Reading Code

Dr. Dobb's Journal September 2003

By Gregory V. Wilson

Greg is a DDJ contributing editor and can be contacted at gvwilson@ddj.com.


Code Reading: The Open Source Perspective
Diomidis Spinellis

Addison-Wesley, 2003
455 pp., $45.00
ISBN 0201799405

This is the 43rd book review I have written for DDJ. According to grep, I have only used the word "wonderful" once in all that time (to describe Stewart Brand's How Buildings Learn). Half an hour after I started reading Diomidis Spinellis's new book Code Reading: The Open Source Perspective, I knew I was going to use the word again.

Code Reading is a wonderful book, and an important one. It doesn't matter whether you're still in high school, or have been programming every day for the last 30 years—this book will teach you things you really need to know. More importantly, I think this book just might change the way programming is taught and learned.

The book's preface says it best:

The reading of code is likely to be one of the most common activities of a computing professional, yet it is seldom taught as a subject or formally used as a method for learning how to design and program.

Spinellis isn't the first person to make this point, but he is the first person I know of to do something about it. In Code Reading, he walks through hundreds of examples of C, C++, Java, and Perl, drawn from dozens of open-source projects such as Apache, NetBSD, and Cocoon. Each example illustrates a point about how programs are actually built. How do people represent multidimensional tables in C? How do people avoid nonreentrant code in signal handlers? How do they create packages in Java? How can you recognize that a data structure is a graph? A hashtable? That it might contain a race condition? And on, and on, real-world issue after real-world issue, each one analyzed and cross-referenced.

But Spinellis doesn't stop there. There's a section on "Additional Documentation Sources," which tells you places to look for information about code that may not be obvious. There's a whole chapter on code-reading tools, which covers regular expressions, common editor features, and tricks you can get your compiler to do to help you find things.

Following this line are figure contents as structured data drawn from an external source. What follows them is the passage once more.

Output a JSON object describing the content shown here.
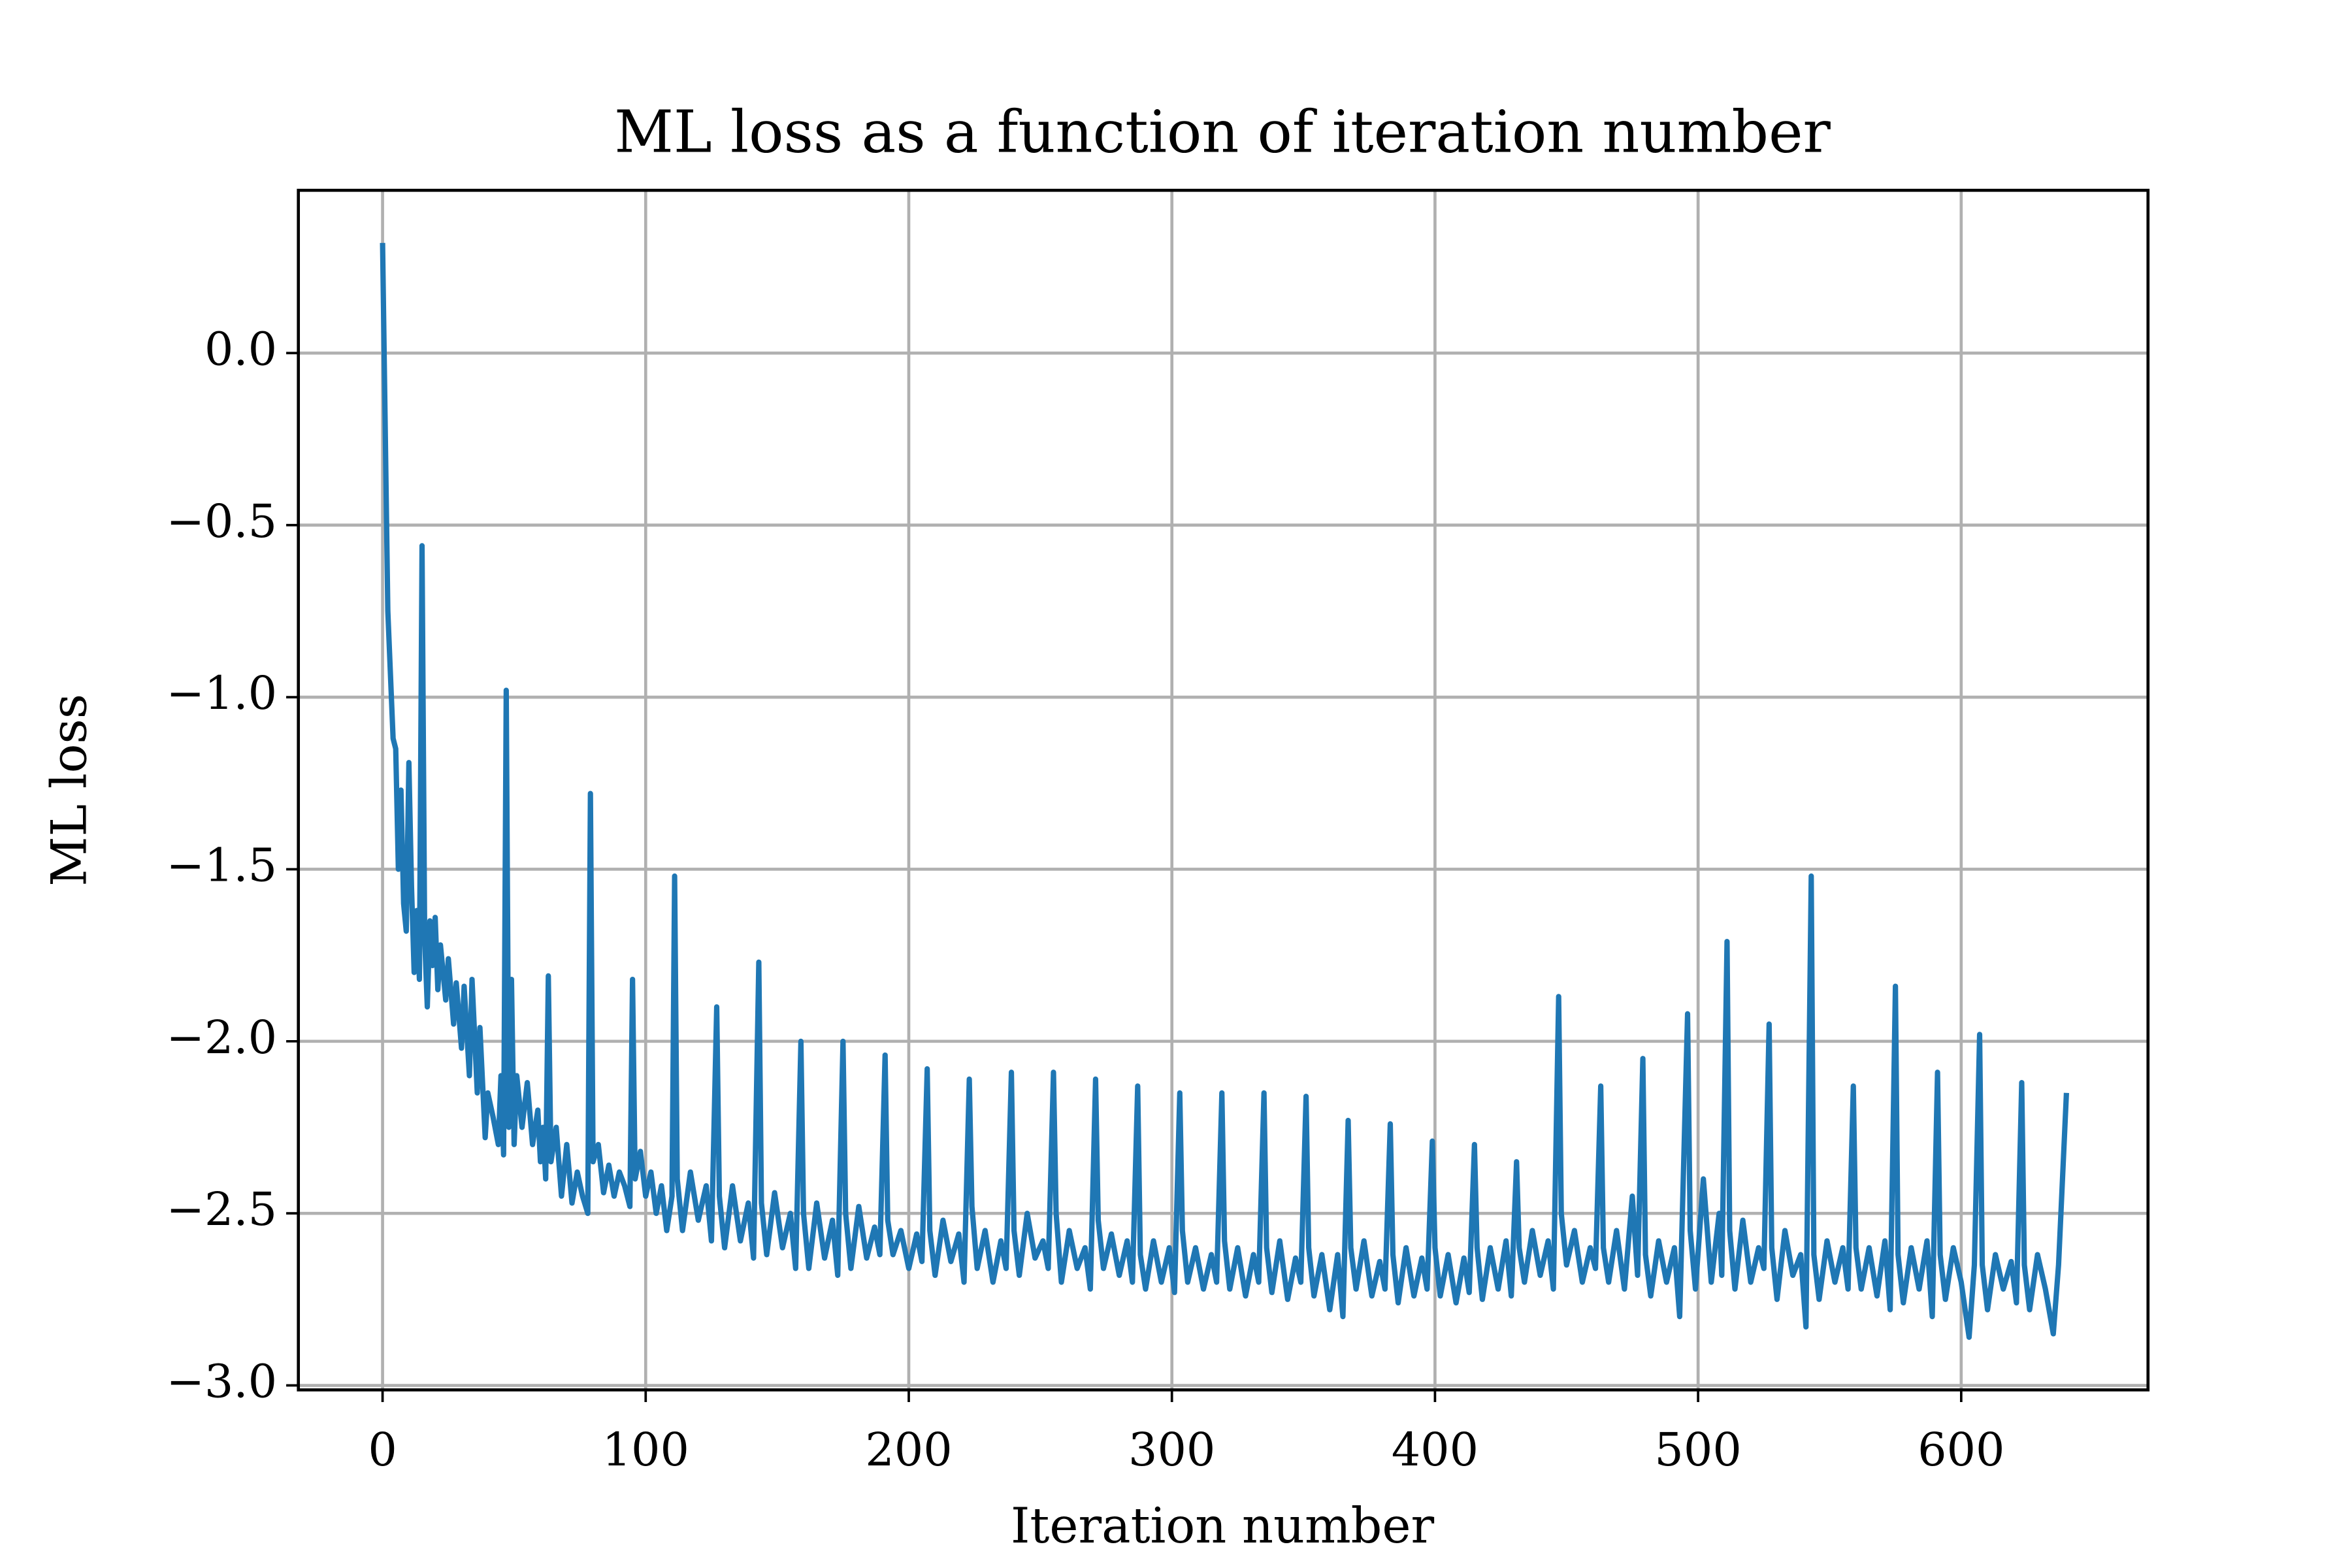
{
  "chart_data": {
    "type": "line",
    "title": "ML loss as a function of iteration number",
    "x_label": "Iteration number",
    "y_label": "ML loss",
    "color": "#1f77b4",
    "grid": true,
    "xlim": [
      -32,
      671
    ],
    "ylim": [
      -3.013,
      0.473
    ],
    "xticks": [
      0,
      100,
      200,
      300,
      400,
      500,
      600
    ],
    "yticks": [
      {
        "value": -3.0,
        "label": "−3.0"
      },
      {
        "value": -2.5,
        "label": "−2.5"
      },
      {
        "value": -2.0,
        "label": "−2.0"
      },
      {
        "value": -1.5,
        "label": "−1.5"
      },
      {
        "value": -1.0,
        "label": "−1.0"
      },
      {
        "value": -0.5,
        "label": "−0.5"
      },
      {
        "value": 0.0,
        "label": "0.0"
      }
    ],
    "x": [
      0,
      2,
      4,
      5,
      6,
      7,
      8,
      9,
      10,
      11,
      12,
      13,
      14,
      15,
      16,
      17,
      18,
      19,
      20,
      21,
      22,
      24,
      25,
      27,
      28,
      30,
      31,
      33,
      34,
      36,
      37,
      39,
      40,
      42,
      44,
      45,
      46,
      47,
      48,
      49,
      50,
      51,
      53,
      55,
      57,
      59,
      60,
      61,
      62,
      63,
      64,
      66,
      68,
      70,
      72,
      74,
      76,
      78,
      79,
      80,
      82,
      84,
      86,
      88,
      90,
      92,
      94,
      95,
      96,
      98,
      100,
      102,
      104,
      106,
      108,
      110,
      111,
      112,
      114,
      117,
      120,
      123,
      125,
      127,
      128,
      130,
      133,
      136,
      139,
      141,
      143,
      144,
      146,
      149,
      152,
      155,
      157,
      159,
      160,
      162,
      165,
      168,
      171,
      173,
      175,
      176,
      178,
      181,
      184,
      187,
      189,
      191,
      192,
      194,
      197,
      200,
      203,
      205,
      207,
      208,
      210,
      213,
      216,
      219,
      221,
      223,
      224,
      226,
      229,
      232,
      235,
      237,
      239,
      240,
      242,
      245,
      248,
      251,
      253,
      255,
      256,
      258,
      261,
      264,
      267,
      269,
      271,
      272,
      274,
      277,
      280,
      283,
      285,
      287,
      288,
      290,
      293,
      296,
      299,
      301,
      303,
      304,
      306,
      309,
      312,
      315,
      317,
      319,
      320,
      322,
      325,
      328,
      331,
      333,
      335,
      336,
      338,
      341,
      344,
      347,
      349,
      351,
      352,
      354,
      357,
      360,
      363,
      365,
      367,
      368,
      370,
      373,
      376,
      379,
      381,
      383,
      384,
      386,
      389,
      392,
      395,
      397,
      399,
      400,
      402,
      405,
      408,
      411,
      413,
      415,
      416,
      418,
      421,
      424,
      427,
      429,
      431,
      432,
      434,
      437,
      440,
      443,
      445,
      447,
      448,
      450,
      453,
      456,
      459,
      461,
      463,
      464,
      466,
      469,
      472,
      475,
      477,
      479,
      480,
      482,
      485,
      488,
      491,
      493,
      496,
      497,
      499,
      502,
      505,
      508,
      509,
      511,
      512,
      514,
      517,
      520,
      523,
      525,
      527,
      528,
      530,
      533,
      536,
      539,
      541,
      543,
      544,
      546,
      549,
      552,
      555,
      557,
      559,
      560,
      562,
      565,
      568,
      571,
      573,
      575,
      576,
      578,
      581,
      584,
      587,
      589,
      591,
      592,
      594,
      597,
      600,
      603,
      605,
      607,
      608,
      610,
      613,
      616,
      619,
      621,
      623,
      624,
      626,
      629,
      632,
      635,
      637,
      640
    ],
    "values": [
      0.32,
      -0.75,
      -1.12,
      -1.15,
      -1.5,
      -1.27,
      -1.6,
      -1.68,
      -1.19,
      -1.55,
      -1.8,
      -1.62,
      -1.82,
      -0.56,
      -1.7,
      -1.9,
      -1.65,
      -1.78,
      -1.64,
      -1.85,
      -1.72,
      -1.88,
      -1.76,
      -1.95,
      -1.83,
      -2.02,
      -1.84,
      -2.1,
      -1.82,
      -2.15,
      -1.96,
      -2.28,
      -2.15,
      -2.22,
      -2.3,
      -2.1,
      -2.33,
      -0.98,
      -2.25,
      -1.82,
      -2.3,
      -2.1,
      -2.25,
      -2.12,
      -2.3,
      -2.2,
      -2.35,
      -2.25,
      -2.4,
      -1.81,
      -2.35,
      -2.25,
      -2.45,
      -2.3,
      -2.47,
      -2.38,
      -2.45,
      -2.5,
      -1.28,
      -2.35,
      -2.3,
      -2.44,
      -2.36,
      -2.45,
      -2.38,
      -2.42,
      -2.48,
      -1.82,
      -2.4,
      -2.32,
      -2.45,
      -2.38,
      -2.5,
      -2.42,
      -2.55,
      -2.45,
      -1.52,
      -2.4,
      -2.55,
      -2.38,
      -2.52,
      -2.42,
      -2.58,
      -1.9,
      -2.45,
      -2.6,
      -2.42,
      -2.58,
      -2.47,
      -2.63,
      -1.77,
      -2.47,
      -2.62,
      -2.44,
      -2.6,
      -2.5,
      -2.66,
      -2.0,
      -2.5,
      -2.66,
      -2.47,
      -2.63,
      -2.52,
      -2.68,
      -2.0,
      -2.5,
      -2.66,
      -2.48,
      -2.63,
      -2.54,
      -2.62,
      -2.04,
      -2.52,
      -2.62,
      -2.55,
      -2.66,
      -2.56,
      -2.64,
      -2.08,
      -2.55,
      -2.68,
      -2.52,
      -2.64,
      -2.56,
      -2.7,
      -2.11,
      -2.48,
      -2.66,
      -2.55,
      -2.7,
      -2.58,
      -2.66,
      -2.09,
      -2.55,
      -2.68,
      -2.5,
      -2.63,
      -2.58,
      -2.66,
      -2.09,
      -2.5,
      -2.7,
      -2.55,
      -2.66,
      -2.6,
      -2.72,
      -2.11,
      -2.52,
      -2.66,
      -2.56,
      -2.68,
      -2.58,
      -2.7,
      -2.13,
      -2.62,
      -2.72,
      -2.58,
      -2.7,
      -2.6,
      -2.73,
      -2.15,
      -2.55,
      -2.7,
      -2.6,
      -2.72,
      -2.62,
      -2.7,
      -2.15,
      -2.58,
      -2.72,
      -2.6,
      -2.74,
      -2.62,
      -2.7,
      -2.15,
      -2.6,
      -2.73,
      -2.58,
      -2.75,
      -2.63,
      -2.7,
      -2.16,
      -2.6,
      -2.74,
      -2.62,
      -2.78,
      -2.62,
      -2.8,
      -2.23,
      -2.6,
      -2.72,
      -2.58,
      -2.74,
      -2.64,
      -2.72,
      -2.24,
      -2.62,
      -2.76,
      -2.6,
      -2.74,
      -2.63,
      -2.72,
      -2.29,
      -2.6,
      -2.74,
      -2.62,
      -2.76,
      -2.63,
      -2.73,
      -2.3,
      -2.6,
      -2.75,
      -2.6,
      -2.72,
      -2.58,
      -2.74,
      -2.35,
      -2.6,
      -2.7,
      -2.55,
      -2.68,
      -2.58,
      -2.72,
      -1.87,
      -2.5,
      -2.65,
      -2.55,
      -2.7,
      -2.6,
      -2.66,
      -2.13,
      -2.6,
      -2.7,
      -2.55,
      -2.72,
      -2.45,
      -2.68,
      -2.05,
      -2.62,
      -2.74,
      -2.58,
      -2.7,
      -2.6,
      -2.8,
      -1.92,
      -2.55,
      -2.72,
      -2.4,
      -2.7,
      -2.5,
      -2.68,
      -1.71,
      -2.55,
      -2.72,
      -2.52,
      -2.7,
      -2.6,
      -2.66,
      -1.95,
      -2.6,
      -2.75,
      -2.55,
      -2.68,
      -2.62,
      -2.83,
      -1.52,
      -2.62,
      -2.75,
      -2.58,
      -2.7,
      -2.6,
      -2.72,
      -2.13,
      -2.6,
      -2.72,
      -2.6,
      -2.74,
      -2.58,
      -2.78,
      -1.84,
      -2.62,
      -2.76,
      -2.6,
      -2.72,
      -2.58,
      -2.8,
      -2.09,
      -2.62,
      -2.75,
      -2.6,
      -2.7,
      -2.86,
      -2.65,
      -1.98,
      -2.65,
      -2.78,
      -2.62,
      -2.72,
      -2.64,
      -2.76,
      -2.12,
      -2.65,
      -2.78,
      -2.62,
      -2.72,
      -2.85,
      -2.65,
      -2.15
    ]
  }
}
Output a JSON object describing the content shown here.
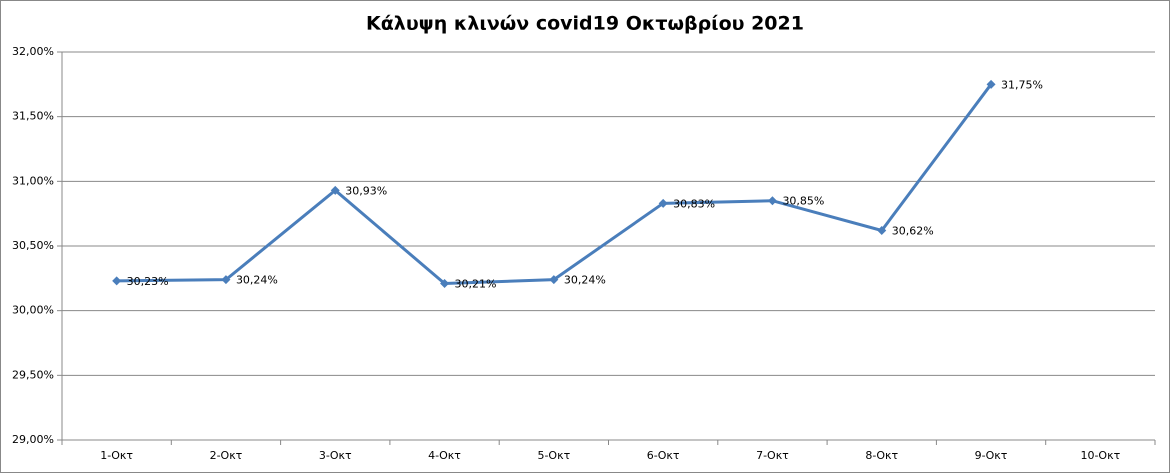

And to cap it all off, there's Chapter 11 (no, not the kind that most dot-commers have become so familiar with). Here, Spinellis sets himself the goal of adding a new SQL date/time function to the hsqldb database in order to return the moon's phase on a given date. This excerpt gives you a feeling for how he goes about it:

Immediately below the array initialization, I see that the strings are inserted into another structure:

for (int i=0; i<keyword.length; i++) {

hKeyword.put(keyword[i], hKeyword);

}

I then search for hKeyword to see what else is included in that structure since most SQL function names are not there. I see that hKeyword is a Hashable instance, local to the class, used for identifying keywords in the wasName method. No other methods add elements to the hKeyword variable, and since it is local to the class, there is no need to further examine it. However, one use of hKeyword provides me with my next lead...

Of course, no book is perfect. While there is some coverage of Windows-specific issues, for example, the book (like the open-source projects on which it is based) is primarily UNIX oriented. Some of the diagrams showing the structure of various source trees are too detailed for my eyes and, well, that's about it, really. The writing is crystal clear, and completely free of hyperbole and strained jokes; the index (including a code index) and bibliography are rock-solid; and gee, I'm back to praising it, aren't I? Go figure.

According to the preface, Spinellis is already working on a second volume, which will cover interfacing, internationalization, commonly used libraries, low-level code, and other topics. If these two books get the attention they deserve—in particular, if college instructors start using them as texts—I think they could do more to change our profession for the better than any of the bandwagons that have rolled by in the last 20 years.